The Modern Scholarly Reading: the four kingdoms are Babylon, Media, Persia, and Greece

Gold kingdom: Again, this is clear. Daniel said that Babylon is “the head of gold” (Dan 2:38).

Silver kingdom: Since Media, a small and inferior kingdom, existed outright, I suggest that this is the second kingdom. No need to combine this with Persia and forcing kingdoms #3 and #4 into different slots. Media, an insignificant kingdom in regard to the Jewish people, perfectly fits the biblical description “another kingdom inferior to you” (Dan 2:39a).

Bronze kingdom: Persia is the next kingdom in line, the kingdom which conquered by Media and Babylon. Its ruling territory extended much farther than Babylon ever possessed. This fits the description of a kingdom “which will rule over all the earth” (Dan 2:39b)

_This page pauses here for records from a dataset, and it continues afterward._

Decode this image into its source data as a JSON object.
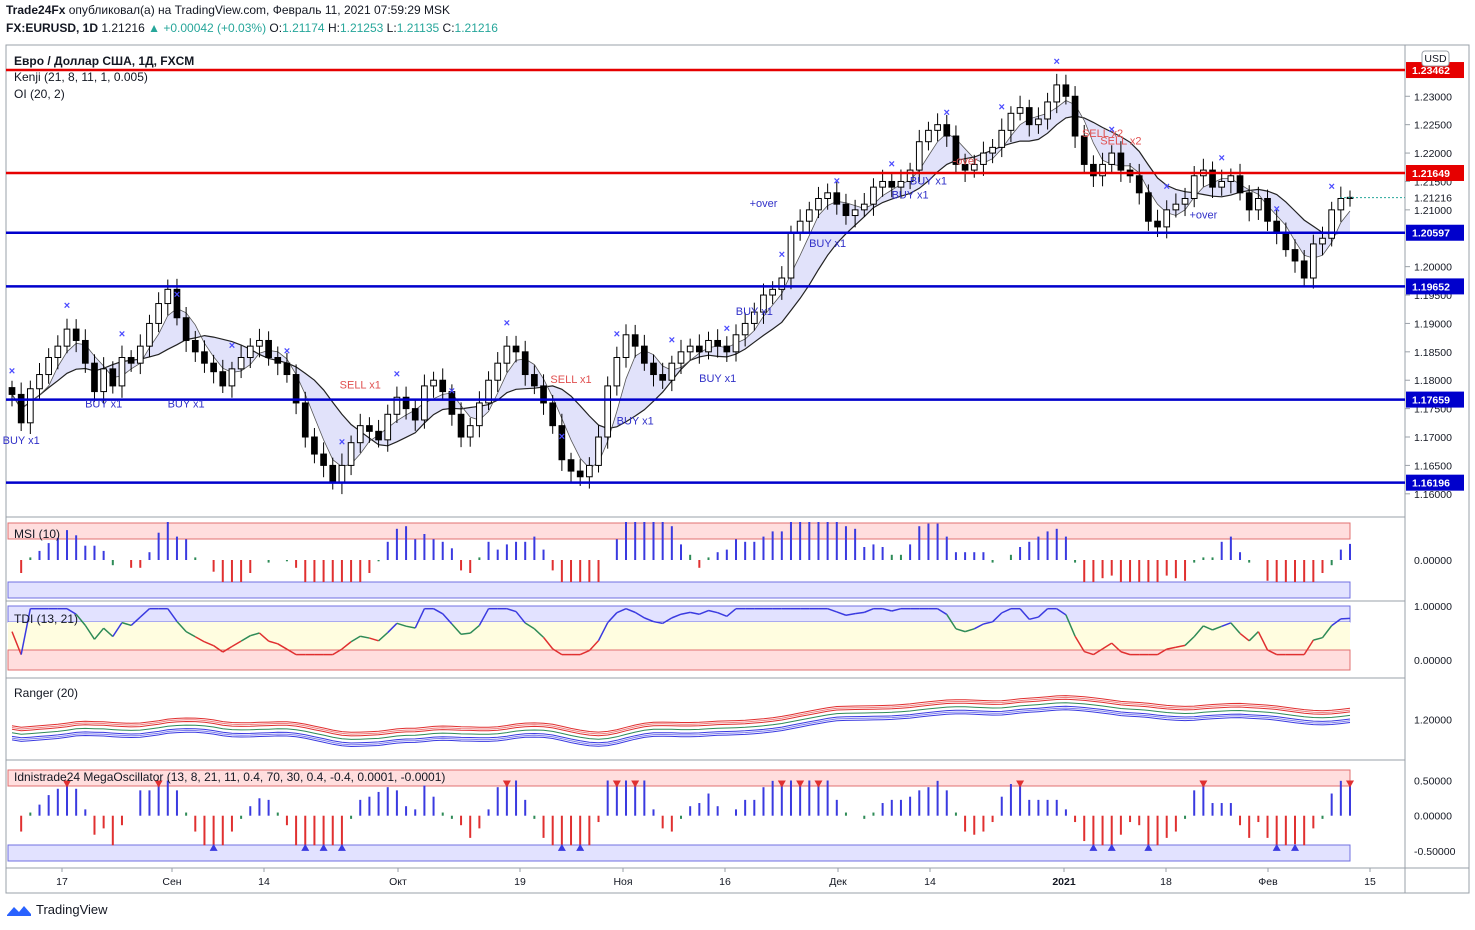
{
  "header": {
    "publisher": "Trade24Fx",
    "published_text": "опубликовал(а) на TradingView.com, Февраль 11, 2021 07:59:29 MSK",
    "symbol": "FX:EURUSD, 1D",
    "last": "1.21216",
    "change": "+0.00042 (+0.03%)",
    "o_label": "O:",
    "o_value": "1.21174",
    "h_label": "H:",
    "h_value": "1.21253",
    "l_label": "L:",
    "l_value": "1.21135",
    "c_label": "C:",
    "c_value": "1.21216"
  },
  "footer": {
    "brand": "TradingView"
  },
  "colors": {
    "red_level": "#e60000",
    "blue_level": "#0000cc",
    "up_text": "#26a69a",
    "marker": "#4b4bff"
  },
  "chart_data": [
    {
      "type": "candlestick",
      "legend": [
        "Евро / Доллар США, 1Д, FXCM",
        "Kenji (21, 8, 11, 1, 0.005)",
        "OI (20, 2)"
      ],
      "currency": "USD",
      "ylim": [
        1.1575,
        1.2385
      ],
      "yticks": [
        "1.23000",
        "1.22500",
        "1.22000",
        "1.21500",
        "1.21000",
        "1.20000",
        "1.19500",
        "1.19000",
        "1.18500",
        "1.18000",
        "1.17500",
        "1.17000",
        "1.16500",
        "1.16000"
      ],
      "x_labels": [
        "17",
        "Сен",
        "14",
        "Окт",
        "19",
        "Ноя",
        "16",
        "Дек",
        "14",
        "2021",
        "18",
        "Фев",
        "15"
      ],
      "last_price": {
        "value": 1.21216,
        "label": "1.21216"
      },
      "levels": [
        {
          "value": 1.23462,
          "label": "1.23462",
          "color": "#e60000"
        },
        {
          "value": 1.21649,
          "label": "1.21649",
          "color": "#e60000"
        },
        {
          "value": 1.20597,
          "label": "1.20597",
          "color": "#0000cc"
        },
        {
          "value": 1.19652,
          "label": "1.19652",
          "color": "#0000cc"
        },
        {
          "value": 1.17659,
          "label": "1.17659",
          "color": "#0000cc"
        },
        {
          "value": 1.16196,
          "label": "1.16196",
          "color": "#0000cc"
        }
      ],
      "closes": [
        1.1775,
        1.1725,
        1.1785,
        1.181,
        1.184,
        1.186,
        1.189,
        1.187,
        1.183,
        1.178,
        1.182,
        1.179,
        1.184,
        1.183,
        1.186,
        1.19,
        1.1935,
        1.196,
        1.191,
        1.187,
        1.185,
        1.183,
        1.1815,
        1.179,
        1.182,
        1.184,
        1.186,
        1.187,
        1.184,
        1.183,
        1.181,
        1.176,
        1.17,
        1.167,
        1.165,
        1.162,
        1.165,
        1.169,
        1.172,
        1.171,
        1.1695,
        1.174,
        1.177,
        1.175,
        1.173,
        1.179,
        1.18,
        1.178,
        1.174,
        1.17,
        1.172,
        1.176,
        1.18,
        1.183,
        1.186,
        1.185,
        1.181,
        1.179,
        1.176,
        1.172,
        1.166,
        1.164,
        1.163,
        1.165,
        1.17,
        1.179,
        1.184,
        1.188,
        1.186,
        1.183,
        1.181,
        1.18,
        1.183,
        1.185,
        1.186,
        1.185,
        1.187,
        1.186,
        1.185,
        1.188,
        1.19,
        1.192,
        1.195,
        1.196,
        1.198,
        1.206,
        1.208,
        1.21,
        1.212,
        1.213,
        1.211,
        1.209,
        1.21,
        1.211,
        1.214,
        1.215,
        1.214,
        1.215,
        1.217,
        1.222,
        1.224,
        1.225,
        1.223,
        1.218,
        1.217,
        1.218,
        1.22,
        1.221,
        1.224,
        1.227,
        1.228,
        1.225,
        1.226,
        1.229,
        1.232,
        1.23,
        1.223,
        1.218,
        1.216,
        1.218,
        1.22,
        1.217,
        1.216,
        1.213,
        1.208,
        1.207,
        1.21,
        1.211,
        1.212,
        1.216,
        1.217,
        1.214,
        1.215,
        1.216,
        1.213,
        1.21,
        1.212,
        1.208,
        1.206,
        1.203,
        1.201,
        1.198,
        1.204,
        1.205,
        1.21,
        1.212,
        1.2122
      ],
      "annotations": [
        {
          "text": "BUY x1",
          "color": "#3030c8",
          "bar": 1,
          "value": 1.1688
        },
        {
          "text": "BUY x1",
          "color": "#3030c8",
          "bar": 10,
          "value": 1.1752
        },
        {
          "text": "BUY x1",
          "color": "#3030c8",
          "bar": 19,
          "value": 1.1752
        },
        {
          "text": "SELL x1",
          "color": "#e05050",
          "bar": 38,
          "value": 1.1785
        },
        {
          "text": "SELL x1",
          "color": "#e05050",
          "bar": 61,
          "value": 1.1795
        },
        {
          "text": "BUY x1",
          "color": "#3030c8",
          "bar": 68,
          "value": 1.1722
        },
        {
          "text": "BUY x1",
          "color": "#3030c8",
          "bar": 77,
          "value": 1.1797
        },
        {
          "text": "BUY x1",
          "color": "#3030c8",
          "bar": 81,
          "value": 1.1915
        },
        {
          "text": "+over",
          "color": "#3030c8",
          "bar": 82,
          "value": 1.2105
        },
        {
          "text": "BUY x1",
          "color": "#3030c8",
          "bar": 89,
          "value": 1.2035
        },
        {
          "text": "BUY x1",
          "color": "#3030c8",
          "bar": 98,
          "value": 1.212
        },
        {
          "text": "BUY x1",
          "color": "#3030c8",
          "bar": 100,
          "value": 1.2145
        },
        {
          "text": "-over",
          "color": "#e05050",
          "bar": 104,
          "value": 1.218
        },
        {
          "text": "SELL x2",
          "color": "#e05050",
          "bar": 119,
          "value": 1.2228
        },
        {
          "text": "SELL x2",
          "color": "#e05050",
          "bar": 121,
          "value": 1.2215
        },
        {
          "text": "+over",
          "color": "#3030c8",
          "bar": 130,
          "value": 1.2085
        }
      ]
    },
    {
      "type": "bar",
      "name": "MSI (10)",
      "ylim": [
        -0.04,
        0.04
      ],
      "ytick": "0.00000"
    },
    {
      "type": "line",
      "name": "TDI (13, 21)",
      "ylim": [
        -0.2,
        1.02
      ],
      "yticks": [
        "1.00000",
        "0.00000"
      ]
    },
    {
      "type": "line",
      "name": "Ranger (20)",
      "ylim": [
        1.14,
        1.26
      ],
      "ytick": "1.20000"
    },
    {
      "type": "bar",
      "name": "Idnistrade24 MegaOscillator (13, 8, 21, 11, 0.4, 70, 30, 0.4, -0.4, 0.0001, -0.0001)",
      "ylim": [
        -0.7,
        0.72
      ],
      "yticks": [
        "0.50000",
        "0.00000",
        "-0.50000"
      ]
    }
  ]
}
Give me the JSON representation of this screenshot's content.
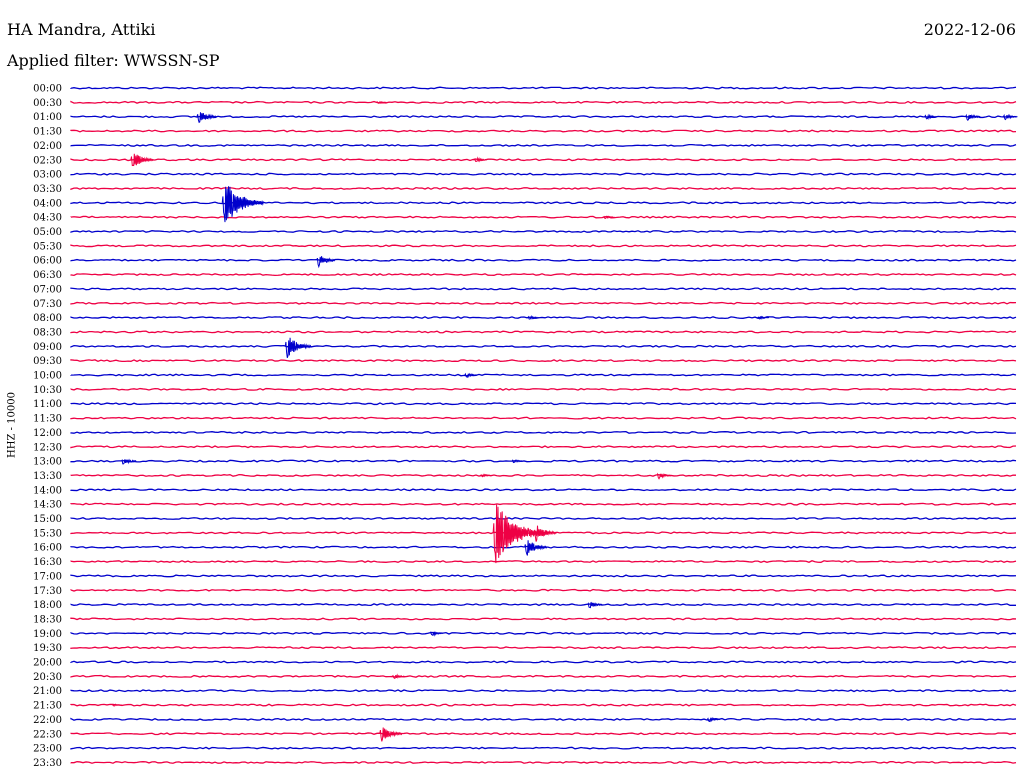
{
  "header": {
    "station": "HA Mandra, Attiki",
    "date": "2022-12-06",
    "filter": "Applied filter: WWSSN-SP"
  },
  "chart_data": {
    "type": "helicorder",
    "channel_label": "HHZ - 10000",
    "colors": {
      "odd": "#0000cc",
      "even": "#ee0044"
    },
    "row_labels": [
      "00:00",
      "00:30",
      "01:00",
      "01:30",
      "02:00",
      "02:30",
      "03:00",
      "03:30",
      "04:00",
      "04:30",
      "05:00",
      "05:30",
      "06:00",
      "06:30",
      "07:00",
      "07:30",
      "08:00",
      "08:30",
      "09:00",
      "09:30",
      "10:00",
      "10:30",
      "11:00",
      "11:30",
      "12:00",
      "12:30",
      "13:00",
      "13:30",
      "14:00",
      "14:30",
      "15:00",
      "15:30",
      "16:00",
      "16:30",
      "17:00",
      "17:30",
      "18:00",
      "18:30",
      "19:00",
      "19:30",
      "20:00",
      "20:30",
      "21:00",
      "21:30",
      "22:00",
      "22:30",
      "23:00",
      "23:30"
    ],
    "events": [
      {
        "row": 1,
        "minute": 9.7,
        "amplitude": 2
      },
      {
        "row": 2,
        "minute": 4.0,
        "amplitude": 10
      },
      {
        "row": 2,
        "minute": 27.1,
        "amplitude": 4
      },
      {
        "row": 2,
        "minute": 28.4,
        "amplitude": 6
      },
      {
        "row": 2,
        "minute": 29.6,
        "amplitude": 5
      },
      {
        "row": 5,
        "minute": 1.9,
        "amplitude": 12
      },
      {
        "row": 5,
        "minute": 12.8,
        "amplitude": 4
      },
      {
        "row": 8,
        "minute": 4.8,
        "amplitude": 28
      },
      {
        "row": 9,
        "minute": 16.9,
        "amplitude": 3
      },
      {
        "row": 12,
        "minute": 7.8,
        "amplitude": 9
      },
      {
        "row": 16,
        "minute": 14.5,
        "amplitude": 3
      },
      {
        "row": 16,
        "minute": 21.8,
        "amplitude": 3
      },
      {
        "row": 18,
        "minute": 6.8,
        "amplitude": 15
      },
      {
        "row": 20,
        "minute": 12.5,
        "amplitude": 4
      },
      {
        "row": 26,
        "minute": 1.6,
        "amplitude": 6
      },
      {
        "row": 26,
        "minute": 14.0,
        "amplitude": 3
      },
      {
        "row": 27,
        "minute": 13.0,
        "amplitude": 3
      },
      {
        "row": 27,
        "minute": 18.6,
        "amplitude": 5
      },
      {
        "row": 31,
        "minute": 13.4,
        "amplitude": 36
      },
      {
        "row": 31,
        "minute": 14.7,
        "amplitude": 12
      },
      {
        "row": 32,
        "minute": 14.4,
        "amplitude": 12
      },
      {
        "row": 36,
        "minute": 16.4,
        "amplitude": 6
      },
      {
        "row": 38,
        "minute": 11.4,
        "amplitude": 4
      },
      {
        "row": 41,
        "minute": 10.2,
        "amplitude": 4
      },
      {
        "row": 43,
        "minute": 1.3,
        "amplitude": 2
      },
      {
        "row": 44,
        "minute": 20.2,
        "amplitude": 4
      },
      {
        "row": 45,
        "minute": 9.8,
        "amplitude": 12
      }
    ]
  }
}
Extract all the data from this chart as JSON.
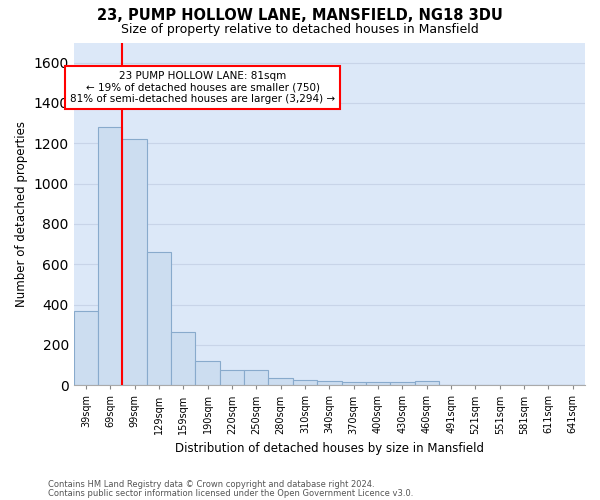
{
  "title": "23, PUMP HOLLOW LANE, MANSFIELD, NG18 3DU",
  "subtitle": "Size of property relative to detached houses in Mansfield",
  "xlabel": "Distribution of detached houses by size in Mansfield",
  "ylabel": "Number of detached properties",
  "footnote1": "Contains HM Land Registry data © Crown copyright and database right 2024.",
  "footnote2": "Contains public sector information licensed under the Open Government Licence v3.0.",
  "bar_labels": [
    "39sqm",
    "69sqm",
    "99sqm",
    "129sqm",
    "159sqm",
    "190sqm",
    "220sqm",
    "250sqm",
    "280sqm",
    "310sqm",
    "340sqm",
    "370sqm",
    "400sqm",
    "430sqm",
    "460sqm",
    "491sqm",
    "521sqm",
    "551sqm",
    "581sqm",
    "611sqm",
    "641sqm"
  ],
  "bar_values": [
    370,
    1280,
    1220,
    660,
    265,
    120,
    75,
    75,
    35,
    25,
    20,
    15,
    15,
    15,
    20,
    0,
    0,
    0,
    0,
    0,
    0
  ],
  "bar_color": "#ccddf0",
  "bar_edge_color": "#88aacc",
  "grid_color": "#c8d4e8",
  "background_color": "#dce8f8",
  "red_line_x": 1.5,
  "annotation_text": "23 PUMP HOLLOW LANE: 81sqm\n← 19% of detached houses are smaller (750)\n81% of semi-detached houses are larger (3,294) →",
  "ylim": [
    0,
    1700
  ],
  "yticks": [
    0,
    200,
    400,
    600,
    800,
    1000,
    1200,
    1400,
    1600
  ]
}
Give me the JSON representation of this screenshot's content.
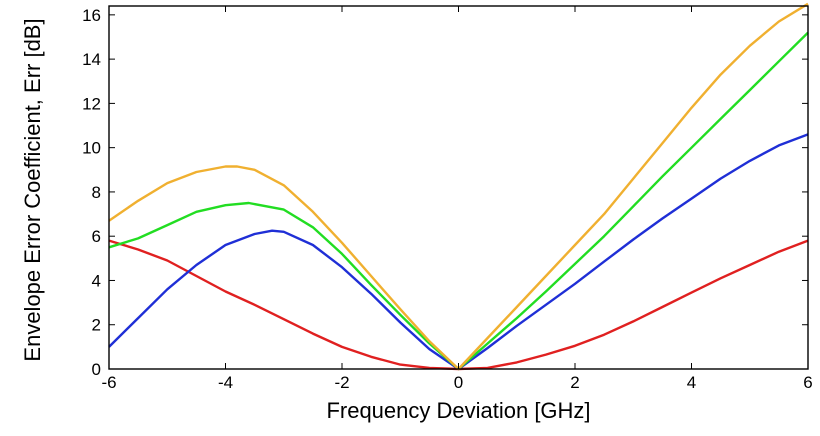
{
  "chart_data": {
    "type": "line",
    "title": "",
    "xlabel": "Frequency Deviation [GHz]",
    "ylabel": "Envelope Error Coefficient, Err [dB]",
    "xlim": [
      -6,
      6
    ],
    "ylim": [
      0,
      16.4
    ],
    "xticks": [
      -6,
      -4,
      -2,
      0,
      2,
      4,
      6
    ],
    "yticks": [
      0,
      2,
      4,
      6,
      8,
      10,
      12,
      14,
      16
    ],
    "grid": false,
    "legend": "none",
    "series": [
      {
        "color": "#e02020",
        "points": [
          [
            -6,
            5.8
          ],
          [
            -5.5,
            5.4
          ],
          [
            -5,
            4.9
          ],
          [
            -4.5,
            4.2
          ],
          [
            -4,
            3.5
          ],
          [
            -3.5,
            2.9
          ],
          [
            -3,
            2.25
          ],
          [
            -2.5,
            1.6
          ],
          [
            -2,
            1.0
          ],
          [
            -1.5,
            0.55
          ],
          [
            -1,
            0.2
          ],
          [
            -0.5,
            0.05
          ],
          [
            0,
            0.0
          ],
          [
            0.5,
            0.05
          ],
          [
            1,
            0.3
          ],
          [
            1.5,
            0.65
          ],
          [
            2,
            1.05
          ],
          [
            2.5,
            1.55
          ],
          [
            3,
            2.15
          ],
          [
            3.5,
            2.8
          ],
          [
            4,
            3.45
          ],
          [
            4.5,
            4.1
          ],
          [
            5,
            4.7
          ],
          [
            5.5,
            5.3
          ],
          [
            6,
            5.8
          ]
        ]
      },
      {
        "color": "#1f2fd6",
        "points": [
          [
            -6,
            1.0
          ],
          [
            -5.5,
            2.3
          ],
          [
            -5,
            3.6
          ],
          [
            -4.5,
            4.7
          ],
          [
            -4,
            5.6
          ],
          [
            -3.5,
            6.1
          ],
          [
            -3.2,
            6.25
          ],
          [
            -3,
            6.2
          ],
          [
            -2.5,
            5.6
          ],
          [
            -2,
            4.6
          ],
          [
            -1.5,
            3.4
          ],
          [
            -1,
            2.1
          ],
          [
            -0.5,
            0.9
          ],
          [
            0,
            0.0
          ],
          [
            0.5,
            0.95
          ],
          [
            1,
            1.95
          ],
          [
            1.5,
            2.9
          ],
          [
            2,
            3.85
          ],
          [
            2.5,
            4.85
          ],
          [
            3,
            5.85
          ],
          [
            3.5,
            6.8
          ],
          [
            4,
            7.7
          ],
          [
            4.5,
            8.6
          ],
          [
            5,
            9.4
          ],
          [
            5.5,
            10.1
          ],
          [
            6,
            10.6
          ]
        ]
      },
      {
        "color": "#22dd22",
        "points": [
          [
            -6,
            5.5
          ],
          [
            -5.5,
            5.9
          ],
          [
            -5,
            6.5
          ],
          [
            -4.5,
            7.1
          ],
          [
            -4,
            7.4
          ],
          [
            -3.6,
            7.5
          ],
          [
            -3,
            7.2
          ],
          [
            -2.5,
            6.4
          ],
          [
            -2,
            5.2
          ],
          [
            -1.5,
            3.8
          ],
          [
            -1,
            2.45
          ],
          [
            -0.5,
            1.15
          ],
          [
            0,
            0.0
          ],
          [
            0.5,
            1.15
          ],
          [
            1,
            2.3
          ],
          [
            1.5,
            3.5
          ],
          [
            2,
            4.75
          ],
          [
            2.5,
            6.0
          ],
          [
            3,
            7.35
          ],
          [
            3.5,
            8.7
          ],
          [
            4,
            10.0
          ],
          [
            4.5,
            11.3
          ],
          [
            5,
            12.6
          ],
          [
            5.5,
            13.9
          ],
          [
            6,
            15.2
          ]
        ]
      },
      {
        "color": "#f0b030",
        "points": [
          [
            -6,
            6.7
          ],
          [
            -5.5,
            7.6
          ],
          [
            -5,
            8.4
          ],
          [
            -4.5,
            8.9
          ],
          [
            -4,
            9.15
          ],
          [
            -3.8,
            9.15
          ],
          [
            -3.5,
            9.0
          ],
          [
            -3,
            8.3
          ],
          [
            -2.5,
            7.1
          ],
          [
            -2,
            5.7
          ],
          [
            -1.5,
            4.2
          ],
          [
            -1,
            2.7
          ],
          [
            -0.5,
            1.25
          ],
          [
            0,
            0.0
          ],
          [
            0.5,
            1.4
          ],
          [
            1,
            2.8
          ],
          [
            1.5,
            4.2
          ],
          [
            2,
            5.6
          ],
          [
            2.5,
            7.0
          ],
          [
            3,
            8.6
          ],
          [
            3.5,
            10.2
          ],
          [
            4,
            11.8
          ],
          [
            4.5,
            13.3
          ],
          [
            5,
            14.6
          ],
          [
            5.5,
            15.7
          ],
          [
            6,
            16.5
          ]
        ]
      }
    ]
  }
}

Iron/clay kingdom: The fourth kingdom is now Greece. It is well known that after Alexander the Great died in 323 BCE his empire was split among his four Greek generals. Two of them become quite prominent in history: Seleucus (who ruled from Syria) and Ptolemy (who ruled from Egypt). This explains how the fourth kingdom was a, in the words of Daniel, “divided kingdom” (Dan 2:41). The other two lesser-known generals eventually did not last into history with their respective portions of the Greek kingdom while the Seleucids and the Ptolemies established lengthy dynasties. Granted, the Seleucids became the most powerful Greek dynasty among the four generals. This adequately explains Daniel’s reference to the divided kingdom with the words “some of the kingdom will be strong and part of it will be brittle” (Dan 2:42). Furthermore, we are aware that there was intermingled marriages among these surviving Greek dynasties (cf. Dan. 11:6, 17), especially Antiochus II with Berenice in 252 BCE and Ptolemy V to Cleopatra in 193 BCE.


In sum, I propose that the four kingdoms in the vision of Daniel 2 are Babylon, Media, Persia, and Greece.